The need of a Police Matron in Indianapolis was so obvious and it had been so impossible to persuade the authorities of this fact, that in November, 1890, the Meridian W. C. T. U. obtained permission from the Mayor and Commissioners to place one on duty at the central station house at their own expense. This was continued until March, 1891, when a change in the city charter vested the authority in a Board of Safety. The matron, Mrs. Annie M. Buchanan, had given such satisfaction that on petition of the Woman's Local Council she was regularly employed by the city, with full police powers, at a salary of $60 per month and two furnished rooms for her occupancy. The first year 852 women and children came.into her charge, 24 of the latter being under five years of age.

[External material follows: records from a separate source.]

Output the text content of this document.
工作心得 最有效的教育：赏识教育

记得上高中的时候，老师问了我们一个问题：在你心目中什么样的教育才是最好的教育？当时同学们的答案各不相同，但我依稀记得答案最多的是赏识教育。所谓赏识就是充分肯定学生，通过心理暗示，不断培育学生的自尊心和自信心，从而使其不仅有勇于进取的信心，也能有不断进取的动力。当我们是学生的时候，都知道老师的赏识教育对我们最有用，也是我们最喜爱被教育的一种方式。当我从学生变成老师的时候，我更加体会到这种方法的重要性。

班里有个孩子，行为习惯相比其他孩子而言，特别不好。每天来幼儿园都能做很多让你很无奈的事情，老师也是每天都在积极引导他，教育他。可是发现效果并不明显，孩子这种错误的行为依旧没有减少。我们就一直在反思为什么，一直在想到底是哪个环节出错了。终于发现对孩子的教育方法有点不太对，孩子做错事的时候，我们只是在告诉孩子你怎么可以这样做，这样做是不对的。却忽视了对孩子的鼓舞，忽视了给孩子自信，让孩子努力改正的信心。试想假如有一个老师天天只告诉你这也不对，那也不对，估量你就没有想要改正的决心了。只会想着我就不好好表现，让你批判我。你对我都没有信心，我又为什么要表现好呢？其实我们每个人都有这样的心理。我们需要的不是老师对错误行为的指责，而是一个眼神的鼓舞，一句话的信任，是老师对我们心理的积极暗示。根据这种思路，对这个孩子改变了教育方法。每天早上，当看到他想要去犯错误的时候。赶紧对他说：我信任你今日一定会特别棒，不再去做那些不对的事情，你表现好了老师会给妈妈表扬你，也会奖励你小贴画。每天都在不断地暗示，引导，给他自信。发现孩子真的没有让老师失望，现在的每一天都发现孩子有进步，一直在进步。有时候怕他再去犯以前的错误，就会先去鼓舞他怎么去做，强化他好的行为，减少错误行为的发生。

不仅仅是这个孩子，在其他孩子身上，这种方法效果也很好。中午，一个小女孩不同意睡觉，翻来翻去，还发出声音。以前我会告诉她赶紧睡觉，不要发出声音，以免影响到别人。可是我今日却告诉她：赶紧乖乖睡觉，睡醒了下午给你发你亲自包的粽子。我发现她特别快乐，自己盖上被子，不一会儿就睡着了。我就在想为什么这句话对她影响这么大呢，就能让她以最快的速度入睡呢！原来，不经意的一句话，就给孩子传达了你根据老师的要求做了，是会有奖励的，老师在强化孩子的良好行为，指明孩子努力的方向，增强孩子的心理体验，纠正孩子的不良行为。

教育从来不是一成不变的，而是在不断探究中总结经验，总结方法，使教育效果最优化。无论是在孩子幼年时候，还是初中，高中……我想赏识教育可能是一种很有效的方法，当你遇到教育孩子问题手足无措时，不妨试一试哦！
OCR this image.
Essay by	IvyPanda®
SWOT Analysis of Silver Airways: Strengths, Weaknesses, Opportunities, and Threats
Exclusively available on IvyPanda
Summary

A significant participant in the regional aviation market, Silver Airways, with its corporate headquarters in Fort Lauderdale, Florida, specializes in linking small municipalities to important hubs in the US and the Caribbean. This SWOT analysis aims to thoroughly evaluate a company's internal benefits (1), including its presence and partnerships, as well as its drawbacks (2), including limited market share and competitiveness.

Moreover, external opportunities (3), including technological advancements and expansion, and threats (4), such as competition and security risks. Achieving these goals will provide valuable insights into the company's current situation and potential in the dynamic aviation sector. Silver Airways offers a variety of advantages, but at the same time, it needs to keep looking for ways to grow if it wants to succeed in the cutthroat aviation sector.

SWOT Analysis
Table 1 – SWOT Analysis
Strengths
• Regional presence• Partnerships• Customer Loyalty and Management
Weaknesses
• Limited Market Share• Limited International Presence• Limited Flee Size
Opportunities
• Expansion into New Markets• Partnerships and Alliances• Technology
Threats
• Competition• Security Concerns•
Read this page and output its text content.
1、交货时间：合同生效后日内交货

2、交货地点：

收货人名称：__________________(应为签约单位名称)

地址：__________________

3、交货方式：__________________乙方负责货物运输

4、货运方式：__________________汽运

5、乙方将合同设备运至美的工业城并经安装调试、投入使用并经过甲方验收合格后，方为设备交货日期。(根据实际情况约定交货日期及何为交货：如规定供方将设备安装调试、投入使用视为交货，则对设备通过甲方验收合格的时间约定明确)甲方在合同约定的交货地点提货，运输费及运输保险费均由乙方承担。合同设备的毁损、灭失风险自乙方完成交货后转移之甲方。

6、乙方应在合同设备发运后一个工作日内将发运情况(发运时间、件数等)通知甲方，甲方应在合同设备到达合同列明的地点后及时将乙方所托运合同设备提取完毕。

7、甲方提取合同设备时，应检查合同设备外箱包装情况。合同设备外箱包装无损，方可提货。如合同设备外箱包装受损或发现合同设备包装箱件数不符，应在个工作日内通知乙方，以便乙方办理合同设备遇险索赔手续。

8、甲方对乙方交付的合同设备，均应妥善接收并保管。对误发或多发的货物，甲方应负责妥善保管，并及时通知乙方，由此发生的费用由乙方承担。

The State W. C. T. U. appointed Mrs. Buchanan as the head of a movement to secure Police Matrons in all cities of 7,000 inhabitants. A bill for this purpose was presented in 1893 but failed to pass. In 1895 the Local Council of Women also made this a special line of work, and to Mrs. Buchanan's petition, signed by one hundred of the leading men and women of the State and the entire Common Council, were added the names of the presidents of the forty-nine societies composing the Council of Women, representing 8,000 members. It asked for a law compelling the appointment of Police Matrons in all cities of 10,000 inhabitants. This time the bill passed both Houses but so altered as to merely permit the Mayor and Commissioners to appoint such Matrons, a power they already possessed.

Mrs. Buchanan remained in office seven years, until her marriage. The experiment in Indianapolis has been so successful that matrons are now employed in Evansville, Terre Haute, Richmond and Lafayette, but these by no means include all of the cities of over 10,000 inhabitants.

Occupations: The only occupations forbidden to women are those of working in mines and selling liquor. Women have served as bank cashiers and directors for twenty years.